True English history begins with the reign of Henry the Seventh, because up to this time it was all lies. Henry the Seventh was cold and preserved. It is a good job he did not know what a contrast the next one would be.

Henry the Eighth is my favourite character in English history because he had six wives and killed them all. Henry had a man named Cardinal Wolsey to help him. Henry called his wives "darling" and other superfluous names. He was the world's greatest widower and in later life he developed a limp through having an abbess on his knee. He is famous for the saying "Beware of the Brides of March". Although he had six wives, he never deserted his piano.

Henry married Amberlim, who had pushed Catherine of Arragon off the throne. When he met Amberlim, Henry flung his handkerchief at her. When he married her, the Pope sent him a bull and the bull drove him into the Protestant church. A Protestant is any one who is not a Catholic. Roman Catholics believe what the Pope speaks, but Protestants can believe what they like. The Pope never did like Henry's wives, but then it wasn't his business to, being a Pope.

Henry's next wife was Magna Carta. About this time, Henry went mad and bore a son. King Henry's next marriage was childless because the Lord put a blight on the onion. I cannot say anything more about Henry the Eighth as we are no longer taught the Old Testament.

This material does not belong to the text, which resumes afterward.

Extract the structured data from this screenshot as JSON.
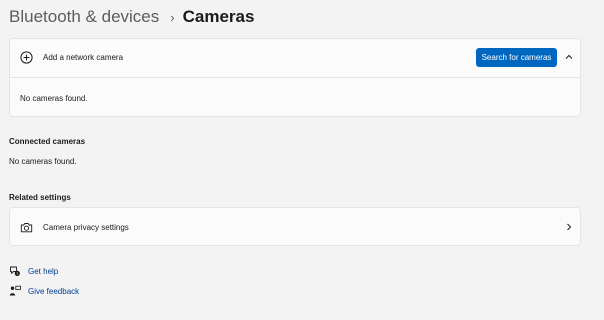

Amberlim gave birth to Queen Elizabeth. The Elizabethan times were a time for wigs, petticoats, and handkerchiefs to be dropped at convenient moments. Everyone wore fancy dress back then. Married women put woad on their bodies to keep out the damp and frighten off animals. Nowadays, they use cosmetics. Busts are no longer worn by women, and so everyone breathes more freely.

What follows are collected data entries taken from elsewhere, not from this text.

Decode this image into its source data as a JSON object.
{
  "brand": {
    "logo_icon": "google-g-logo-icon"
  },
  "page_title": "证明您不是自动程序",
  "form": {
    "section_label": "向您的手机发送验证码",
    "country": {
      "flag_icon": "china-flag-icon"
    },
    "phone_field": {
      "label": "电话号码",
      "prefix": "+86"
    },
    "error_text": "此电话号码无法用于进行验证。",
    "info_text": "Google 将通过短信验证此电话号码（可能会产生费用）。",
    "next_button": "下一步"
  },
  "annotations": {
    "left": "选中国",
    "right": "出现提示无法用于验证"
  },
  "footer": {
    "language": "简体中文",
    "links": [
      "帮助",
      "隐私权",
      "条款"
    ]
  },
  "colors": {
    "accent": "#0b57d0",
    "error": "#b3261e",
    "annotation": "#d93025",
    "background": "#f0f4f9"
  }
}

Elizabeth was beautiful and clever with a red head and freckles. She was thin and pale, but she was a stout Protestant. Philip of Spain came after her, but she wasn’t having any of it. Philip had made England Roman Catholic, but when Elizabeth came to the throne England was made Christian. Elizabeth wore long full skirts so that when she ran to catch a bus no one could see her legs. She was so fond of dresses that she was never seen without one, except when she once rode through Coventry with nothing on, and Walter Raleigh offered her his cloak. Raleigh was the first man to see the Invisible Armada.

The question of Elizabeth’s marriage is still a mystery, the key of which has never leaked out. Some say she never married: she had a peaceful reign. She was nearly as strong-minded as a man and some people thought she was a man, but those who really knew her said it wasn’t true. Some people called her a virgin, but only behind her back.

The Elizabethan Age is so-called because of the great age to which Elizabeth lived. Elizabeth is said to have stayed at a certain place at the back of St Andrew’s church and is still there. St Andrew is the patent saint of Scotland. The patent saint of England is Union Jack and the patent saint of Ireland is Blarney. The Victoria Falls are named after Queen Elizabeth. Virginia is named after Queen Victoria. Overall, Queen Elizabeth was successful as a queen. Her character, however, was not good, but what can you expect of a woman who had six mothers?